Data sets routinely annotated by databases are ideal candidates for the compilation of large reference data sets. Unfortunately, databases do not capture the textual passages linked to the experimental evidence and this represents a significant hurdle to the development of text-mining suites. In addition, it is still very hard to convince databases and publishers to provide access to text-bound annotations (manual text labelling), but this has also difficulties related to technical and organizational aspects.
In this respect, the biological ontologies may represent a powerful tool to overcome these limitations. The identification of the experimental methods (as described by PSI-MI) linked to protein interactions can be an important resource facilitating the retrieval of protein interactions, but this requires an extra effort to increase the aliases of the dictionary and/or to identify the critical textual passages.
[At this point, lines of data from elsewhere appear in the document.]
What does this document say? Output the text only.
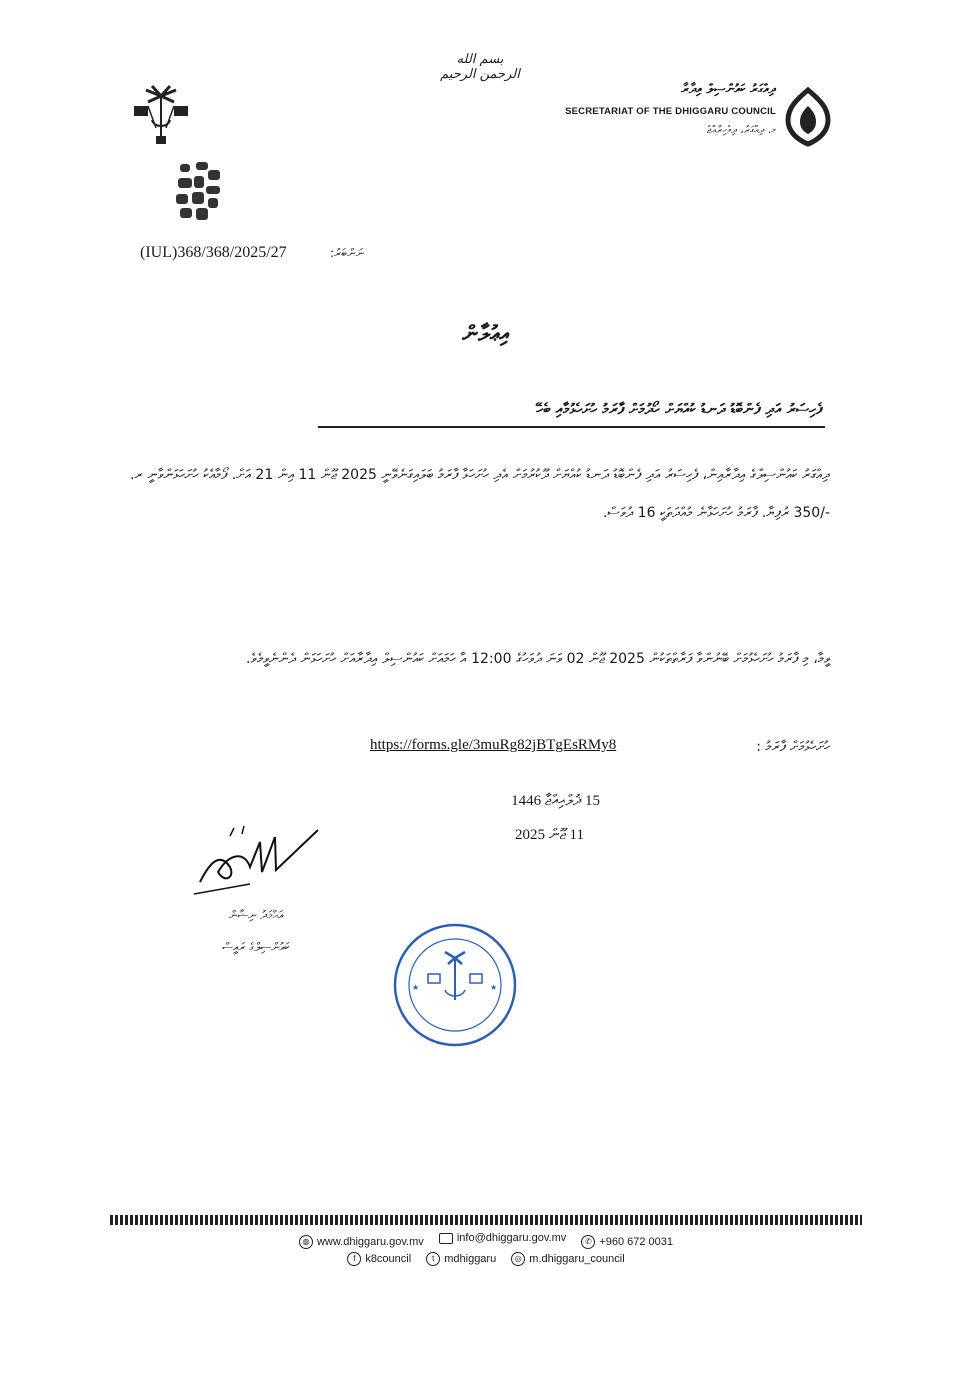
بسم الله الرحمن الرحيم
ދިއްގަރު ކައުންސިލް އިދާރާ
SECRETARIAT OF THE DHIGGARU COUNCIL
މ. ދިއްގަރު، ދިވެހިރާއްޖެ
(IUL)368/368/2025/27	ނަންބަރު:
އިޢުލާން
ފެހިސަރު އަދި ފެންބޮޑު ދަނޑު ކުއްޔަށް ހޯދުމަށް ފާރަމު ހުށަހެޅުމާއި ބެހޭ
ދިއްގަރު ކައުންސިލްގެ އިދާރާއިން، ފެހިސަރު އަދި ފެންބޮޑު ދަނޑު ކުއްޔަށް ދޫކުރުމަށް އެދި ހުށަހަޅާ ފާރަމު ބަލައިގަނެވޭނީ 2025 ޖޫން 11 އިން 21 އަށް. ފޯމާއެކު ހުށަހަޅަންވާނީ ރ. -/350 ރުފިޔާ. ފާރަމު ހުށަހަޅާނެ މުއްދަތަކީ 16 ދުވަސް.
ވީމާ، މި ފާރަމު ހުށަހެޅުމަށް ބޭނުންވާ ފަރާތްތަކުން 2025 ޖޫން 02 ވަނަ ދުވަހުގެ 12:00 އާ ހަމައަށް ކައުންސިލް އިދާރާއަށް ހުށަހަޅަން ދެންނެވީމެވެ.
https://forms.gle/3muRg82jBTgEsRMy8	ހުށަހެޅުމަށް ފާރަމު :
15 ޛުލްޙިއްޖާ 1446
11 ޖޫން 2025
އަޙްމަދު ނިޝާން
ކައުންސިލްގެ ރައީސް
★	★
◍ www.dhiggaru.gov.mv
	info@dhiggaru.gov.mv
	✆ +960 672 0031
f k8council
	t mdhiggaru
	◎ m.dhiggaru_council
Ideally, an effective strategy to effectively employ bio-ontologies in text-mining technologies would consist of an in-depth annotation of text passages associated with the ontology terms, thus creating an effective dictionary. This could serve as valuable data for machine learning approaches as well as be useful for automatic term extraction techniques to enrich iteratively the lexical resources behind the original ontologies. On the other hand, there is a need to consider more closely the use of text-mining methods for the actual development and expansion of controlled vocabularies and ontologies, relying for instance on corpus-based term acquisition. Such an approach has shown promising results for the metabolomics (29) and animal behavior (62) domains where term recognition and filtering methods using generic software tools has been explored. At the current stage, it is possible to say that the BioCreative effort has successfully promoted the exploration of a set of sophisticated methods for the automatic detection of ontology concepts in the literature, some of which can generate promising results. What is still missing is to determine more systematically which methods are more robust or competitive for particular types of concepts or terms as well as to have more granular annotations at the level of labeling textual term evidences. Ultimately, the incorporation of concept recognition systems into text-mining tools will greatly depend on their availability and flexibility to handle more customized term lists and ontology relation types.
Funding
This work was supported by the National Center for Research Resources (NCRR) and the Office of Research Infrastructure Programs (ORIP) of the National Institutes of Health (NIH) (1R01RR024031 to M.T.) (R24RR032659 to M.T.); the Biotechnology and Biological Sciences Research Council (BB/F010486/1 to M.T.); the Canadian Institutes of Health Research (FRN 82940 to M.T.); the European Commission FP7 Program (2007-223411 to M.T.); a Royal Society Wolfson Research Merit Award (to M.T.); the Scottish Universities Life Sciences Alliance (to M.T.); Projects BIO2007 (BIO2007-666855) (to M. K. and A.V.), CONSOLIDER (CSD2007-00050) (to M. K. and A.V.), MICROME (Grant Agreement Number 222886-2) (to M. K. and A.V.). Funding for open access charges: National Institutes of Health (1R01RR024031).
Conflict of interest. None declared.
Acknowledgements
We would like to thank Lynette Hirschman and Christian Blaschke for their active feedback in the BioCreative tasks described in this article.